Pemerintah Harus Transparan Soal Kebijakan PPN 12 Persen
Pemerintah punya kewajiban untuk terbuka terhadap seluruh peraturan kebijakan yang diambil, yang menyangkut hajat hidup orang banyak
Penulis: Nitis Hawaroh
Editor: Hendra Gunawan
Laporan Wartawan Tribunnews.com, Nitis Hawaroh
TRIBUNNEWS.COM, JAKARTA - Komisioner Komisi Informasi Pusat (KIP) Rospita Vici Paulyn berpendapat, pemerintah perlu terbuka kepada publik terhadap peraturan dan kebijakan kenaikan Pajak Pertambahan Nilai (PPN) 12 persen yang akan berlaku diawal tahun 2025 mendatang.
Sebab menurutnya, kebijakan itu menyangkut hajat hidup orang banyak. Sehingga transparansi menjadi hal yang penting dalam pelaksanaannya.

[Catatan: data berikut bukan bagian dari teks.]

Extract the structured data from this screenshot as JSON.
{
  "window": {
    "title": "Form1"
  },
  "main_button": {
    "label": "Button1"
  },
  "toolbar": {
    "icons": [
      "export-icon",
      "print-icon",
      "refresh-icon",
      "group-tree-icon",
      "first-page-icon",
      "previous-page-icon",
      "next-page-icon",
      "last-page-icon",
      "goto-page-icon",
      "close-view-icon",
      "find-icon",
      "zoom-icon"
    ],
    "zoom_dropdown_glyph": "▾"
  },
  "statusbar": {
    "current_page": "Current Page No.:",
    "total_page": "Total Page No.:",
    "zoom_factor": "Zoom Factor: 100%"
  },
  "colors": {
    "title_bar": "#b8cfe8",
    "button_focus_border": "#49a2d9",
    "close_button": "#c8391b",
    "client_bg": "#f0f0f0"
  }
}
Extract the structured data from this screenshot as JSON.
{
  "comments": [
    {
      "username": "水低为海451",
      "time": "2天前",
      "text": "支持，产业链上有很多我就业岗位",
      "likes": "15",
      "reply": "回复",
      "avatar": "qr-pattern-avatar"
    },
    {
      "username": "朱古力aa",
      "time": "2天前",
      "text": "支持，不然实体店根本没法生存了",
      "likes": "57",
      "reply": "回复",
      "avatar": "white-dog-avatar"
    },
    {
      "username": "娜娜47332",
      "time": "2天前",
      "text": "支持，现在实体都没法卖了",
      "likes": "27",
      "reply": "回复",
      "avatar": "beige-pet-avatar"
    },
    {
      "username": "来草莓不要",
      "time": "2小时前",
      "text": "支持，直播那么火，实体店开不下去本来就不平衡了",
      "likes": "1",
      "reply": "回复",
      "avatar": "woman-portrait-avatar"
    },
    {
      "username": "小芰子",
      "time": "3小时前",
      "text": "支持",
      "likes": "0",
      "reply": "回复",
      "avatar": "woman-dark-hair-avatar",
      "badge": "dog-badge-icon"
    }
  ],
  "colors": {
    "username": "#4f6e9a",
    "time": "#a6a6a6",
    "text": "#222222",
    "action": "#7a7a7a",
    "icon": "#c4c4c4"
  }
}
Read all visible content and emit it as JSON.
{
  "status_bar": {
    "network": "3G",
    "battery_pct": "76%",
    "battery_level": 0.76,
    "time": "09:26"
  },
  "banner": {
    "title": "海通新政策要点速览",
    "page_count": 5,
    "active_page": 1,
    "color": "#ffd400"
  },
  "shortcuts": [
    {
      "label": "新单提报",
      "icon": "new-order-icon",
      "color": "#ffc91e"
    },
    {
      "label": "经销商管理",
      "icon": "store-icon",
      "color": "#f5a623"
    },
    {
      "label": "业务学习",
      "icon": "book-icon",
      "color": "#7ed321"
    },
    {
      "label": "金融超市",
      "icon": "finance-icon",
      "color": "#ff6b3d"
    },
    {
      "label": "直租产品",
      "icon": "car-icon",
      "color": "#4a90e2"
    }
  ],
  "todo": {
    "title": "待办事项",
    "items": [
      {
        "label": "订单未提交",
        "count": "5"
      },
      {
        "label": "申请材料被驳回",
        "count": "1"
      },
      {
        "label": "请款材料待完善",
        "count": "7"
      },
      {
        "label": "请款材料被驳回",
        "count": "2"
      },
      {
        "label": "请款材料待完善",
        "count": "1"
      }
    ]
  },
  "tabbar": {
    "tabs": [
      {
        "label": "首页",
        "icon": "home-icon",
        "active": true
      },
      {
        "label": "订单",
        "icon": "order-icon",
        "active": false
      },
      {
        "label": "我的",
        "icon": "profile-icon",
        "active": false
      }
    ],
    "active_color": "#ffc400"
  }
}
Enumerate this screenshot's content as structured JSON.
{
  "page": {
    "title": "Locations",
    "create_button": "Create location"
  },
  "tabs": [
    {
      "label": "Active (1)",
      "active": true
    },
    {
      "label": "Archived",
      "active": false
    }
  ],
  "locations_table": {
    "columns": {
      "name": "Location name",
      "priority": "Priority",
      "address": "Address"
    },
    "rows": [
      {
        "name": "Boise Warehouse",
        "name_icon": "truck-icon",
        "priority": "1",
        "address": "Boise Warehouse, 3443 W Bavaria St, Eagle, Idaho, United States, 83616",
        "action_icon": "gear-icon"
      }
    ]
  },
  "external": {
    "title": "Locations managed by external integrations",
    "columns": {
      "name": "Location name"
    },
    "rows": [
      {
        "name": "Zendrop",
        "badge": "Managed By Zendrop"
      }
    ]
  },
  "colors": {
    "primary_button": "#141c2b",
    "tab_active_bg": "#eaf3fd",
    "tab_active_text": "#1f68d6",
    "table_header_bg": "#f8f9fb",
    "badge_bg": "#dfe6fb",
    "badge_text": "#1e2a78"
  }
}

"Pemerintah punya kewajiban untuk terbuka terhadap seluruh peraturan kebijakan yang diambil, yang menyangkut hajat hidup orang banyak," kata Rospita dalam Media Briefing di Kantor KIP, Jakarta Pusat, Senin (25/11/2024).
Baca juga: PPN Naik Jadi 12 Persen: Siap-siap Harga BBM, LPG, dan Tarif Listrik Bakal Melonjak
Rospita menyatakan, pemerintah juga perlu mendengarkan aspirasi dan melibatkan partisipasi masyarakat dalam merumuskan setiap peraturan serta kebijakan publik.
Menurutnya, hal itu dilakukan untuk memastikan bahwa kebijakan pemerintah benar-benar mencerminkan kebutuhan riil rakyat.
"Jadi nggak bisa seharusnya dengan seenaknya ngomong, ya terserah deh masyarakat bersuara seperti apa, yang penting tahun depan persatu Januari PPN naik 12 persen. Pertanyaannya, itu kajiannya bagaimana? Kemudian siapa yang masyarakat yang dilibatkan di situ? Untuk pembahasan terkait kenaikan PPN itu," ucap dia.
Komisi Informasi Pusat memandang, pemerintah juga perlu melakukan kajian yang komprehensif serta melakukan sosialisasi secara masif sebelum kebijakan itu diimplementasikan.
"Pemerintah perlu mempertimbangkan kembali kenaikan PPN, karena dilakukan dalam kondisi saat ini, yang masyarakat ekonominya masih sangat lusuh, kemudian masih susah akibat dampak pandemi COVID-19, kemudian PHK dimana-mana mencari pekerjaan saja susah, kemudian dibebani lagi dengan tambahan pajak 1 persen," jelasnya.
Selain itu, Rospita mengatakan bahwa pemerintah harus terbuka terhadap pemanfaatan atau alokasi penggunaan anggaran negara yang digunakan untuk perbaikan program maupun fasilitas layanan Kesehatan.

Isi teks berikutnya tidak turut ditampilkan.